Dissimuler son identité de genre
Lou n’a pas voulu dissimuler son identité de genre pendant ses recherches : « Me présenter avec mon prénom de naissance… Ç’aurait été ben trop violent », dit-iel. Pour d’autres, c’est une stratégie pour un meilleur accès au logement.
Miaula travaille dans le spectacle et sur les plateaux de cinéma. Elle a aussi été locataire du fameux appartement de la rue Parthenais qui a fait l’objet du documentaire Éviction réalisé par mathilde caprone, sorti en mai dernier. Ce lieu accueillait les membres de la communauté queer dans le Centre-Sud de Montréal.
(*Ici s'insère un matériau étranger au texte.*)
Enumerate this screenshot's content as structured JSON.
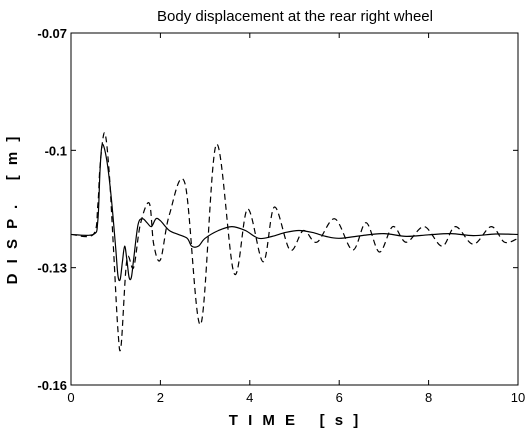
{
  "chart_data": {
    "type": "line",
    "title": "Body displacement at the rear right wheel",
    "xlabel": "T I M E   [ s ]",
    "ylabel": "D I S P .   [ m ]",
    "xlim": [
      0,
      10
    ],
    "ylim": [
      -0.16,
      -0.07
    ],
    "xticks": [
      "0",
      "2",
      "4",
      "6",
      "8",
      "10"
    ],
    "yticks": [
      "-0.07",
      "-0.1",
      "-0.13",
      "-0.16"
    ],
    "grid": false,
    "series": [
      {
        "style": "solid",
        "x": [
          0.0,
          0.5,
          0.6,
          0.65,
          0.7,
          0.8,
          0.9,
          1.0,
          1.05,
          1.1,
          1.15,
          1.2,
          1.25,
          1.3,
          1.35,
          1.4,
          1.5,
          1.6,
          1.7,
          1.8,
          1.9,
          2.0,
          2.2,
          2.4,
          2.6,
          2.7,
          2.85,
          3.0,
          3.3,
          3.6,
          3.9,
          4.2,
          4.5,
          4.8,
          5.1,
          5.4,
          5.7,
          6.0,
          6.5,
          7.0,
          7.5,
          8.0,
          8.5,
          9.0,
          9.5,
          10.0
        ],
        "y": [
          -0.1215,
          -0.1215,
          -0.118,
          -0.105,
          -0.0985,
          -0.1025,
          -0.112,
          -0.125,
          -0.132,
          -0.133,
          -0.1285,
          -0.1245,
          -0.128,
          -0.1325,
          -0.1325,
          -0.128,
          -0.119,
          -0.1175,
          -0.1185,
          -0.1195,
          -0.1175,
          -0.118,
          -0.1205,
          -0.1215,
          -0.1225,
          -0.1245,
          -0.1245,
          -0.1225,
          -0.1205,
          -0.1195,
          -0.1205,
          -0.1225,
          -0.122,
          -0.121,
          -0.1205,
          -0.121,
          -0.122,
          -0.1225,
          -0.1218,
          -0.1213,
          -0.122,
          -0.1216,
          -0.1213,
          -0.1218,
          -0.1214,
          -0.1215
        ]
      },
      {
        "style": "dashed",
        "x": [
          0.0,
          0.5,
          0.6,
          0.65,
          0.75,
          0.85,
          0.95,
          1.05,
          1.12,
          1.25,
          1.4,
          1.55,
          1.75,
          1.85,
          2.0,
          2.2,
          2.55,
          2.9,
          3.25,
          3.65,
          3.95,
          4.3,
          4.55,
          4.9,
          5.2,
          5.5,
          5.9,
          6.3,
          6.6,
          6.9,
          7.2,
          7.5,
          7.9,
          8.3,
          8.6,
          9.0,
          9.4,
          9.7,
          10.0
        ],
        "y": [
          -0.1215,
          -0.1215,
          -0.114,
          -0.104,
          -0.0955,
          -0.105,
          -0.125,
          -0.146,
          -0.15,
          -0.128,
          -0.13,
          -0.119,
          -0.1135,
          -0.124,
          -0.128,
          -0.1165,
          -0.1085,
          -0.1445,
          -0.0985,
          -0.1315,
          -0.115,
          -0.1285,
          -0.1145,
          -0.1255,
          -0.1205,
          -0.1235,
          -0.1175,
          -0.1255,
          -0.1185,
          -0.126,
          -0.1195,
          -0.1235,
          -0.1195,
          -0.1245,
          -0.1195,
          -0.124,
          -0.1195,
          -0.1235,
          -0.1225
        ]
      }
    ]
  }
}
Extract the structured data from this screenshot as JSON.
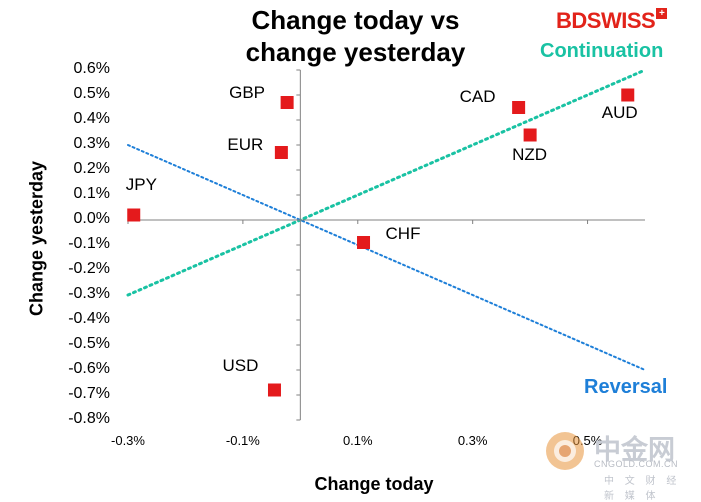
{
  "brand": {
    "logo_text": "BDSWISS",
    "logo_plus": "+",
    "color": "#e2231a"
  },
  "watermark": {
    "name": "中金网",
    "site": "CNGOLD.COM.CN",
    "tagline": "中 文 财 经 新 媒 体"
  },
  "chart_data": {
    "type": "scatter",
    "title": "Change today vs change yesterday",
    "title_lines": [
      "Change today vs",
      "change yesterday"
    ],
    "xlabel": "Change today",
    "ylabel": "Change yesterday",
    "xlim": [
      -0.3,
      0.6
    ],
    "ylim": [
      -0.8,
      0.6
    ],
    "x_ticks": [
      -0.3,
      -0.1,
      0.1,
      0.3,
      0.5
    ],
    "x_tick_labels": [
      "-0.3%",
      "-0.1%",
      "0.1%",
      "0.3%",
      "0.5%"
    ],
    "y_ticks": [
      0.6,
      0.5,
      0.4,
      0.3,
      0.2,
      0.1,
      0.0,
      -0.1,
      -0.2,
      -0.3,
      -0.4,
      -0.5,
      -0.6,
      -0.7,
      -0.8
    ],
    "y_tick_labels": [
      "0.6%",
      "0.5%",
      "0.4%",
      "0.3%",
      "0.2%",
      "0.1%",
      "0.0%",
      "-0.1%",
      "-0.2%",
      "-0.3%",
      "-0.4%",
      "-0.5%",
      "-0.6%",
      "-0.7%",
      "-0.8%"
    ],
    "marker_color": "#e41a1c",
    "points": [
      {
        "label": "GBP",
        "x": -0.023,
        "y": 0.47
      },
      {
        "label": "EUR",
        "x": -0.033,
        "y": 0.27
      },
      {
        "label": "JPY",
        "x": -0.29,
        "y": 0.02
      },
      {
        "label": "USD",
        "x": -0.045,
        "y": -0.68
      },
      {
        "label": "CAD",
        "x": 0.38,
        "y": 0.45
      },
      {
        "label": "NZD",
        "x": 0.4,
        "y": 0.34
      },
      {
        "label": "AUD",
        "x": 0.57,
        "y": 0.5
      },
      {
        "label": "CHF",
        "x": 0.11,
        "y": -0.09
      }
    ],
    "lines": [
      {
        "name": "Continuation",
        "x": [
          -0.3,
          0.6
        ],
        "y": [
          -0.3,
          0.6
        ],
        "color": "#19c2a3",
        "style": "dotted"
      },
      {
        "name": "Reversal",
        "x": [
          -0.3,
          0.6
        ],
        "y": [
          0.3,
          -0.6
        ],
        "color": "#1e7fd8",
        "style": "dotted"
      }
    ],
    "grid": false
  }
}
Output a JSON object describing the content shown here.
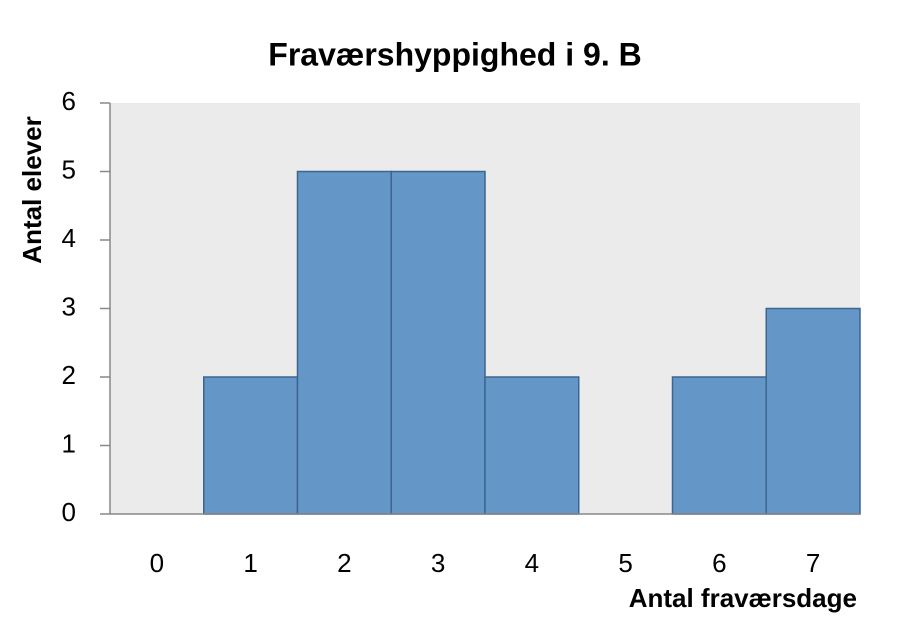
{
  "chart_data": {
    "type": "bar",
    "title": "Fraværshyppighed i 9. B",
    "x_label": "Antal fraværsdage",
    "y_label": "Antal elever",
    "categories": [
      "0",
      "1",
      "2",
      "3",
      "4",
      "5",
      "6",
      "7"
    ],
    "values": [
      0,
      2,
      5,
      5,
      2,
      0,
      2,
      3
    ],
    "color": "#6496c8",
    "ylim": [
      0,
      6
    ],
    "yticks": [
      0,
      1,
      2,
      3,
      4,
      5,
      6
    ],
    "grid": false
  }
}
Comme Lou, Miaula confirme : trouver un logement est un périple jonché de discrimination lorsqu’on est transgenre. Il en est autrement, lorsqu’on est une personne non binaire : « C’est différent, parce que l’identité de genre ne se remarque pas, dit Miaula. Alors, la discrimination s’exerce plutôt une fois que le logement est loué. » Pour des travaux qui sont demandés par exemple, précise Me Poulin Ladouceur. Iel parle aussi de : « Préférer communiquer avec les colocataires, le conjoint ou la conjointe plutôt qu’avec la personne transgenre ou non binaire ; refuser d’émettre le relevé 31, les avis d’augmentation nécessaires pour les impôts, etc. ».
La dernière mesure de protection abolie
Des situations discriminatoires de ce niveau, les membres de la communauté LGBTQ+ en étaient protégé.e.s avant que le projet de loi 31, qui élargit les raisons de refuser une cession de bail par le propriétaire, ne soit adopté. « Grâce à la cession de bail, il y avait tout un réseau de personnes queers et de locateurs ouverts à elles, ou juste indifférents, explique l’avocat. La cession de bail protégeait donc les loyers d’une augmentation abusive, mais aussi le futur locataire des discriminations. »
Sans cette mesure de protection, et avec un marché encore plus compétitif, la communauté LGBTQ+ et encore plus à risque de finir à la rue, ou en itinérance cachée.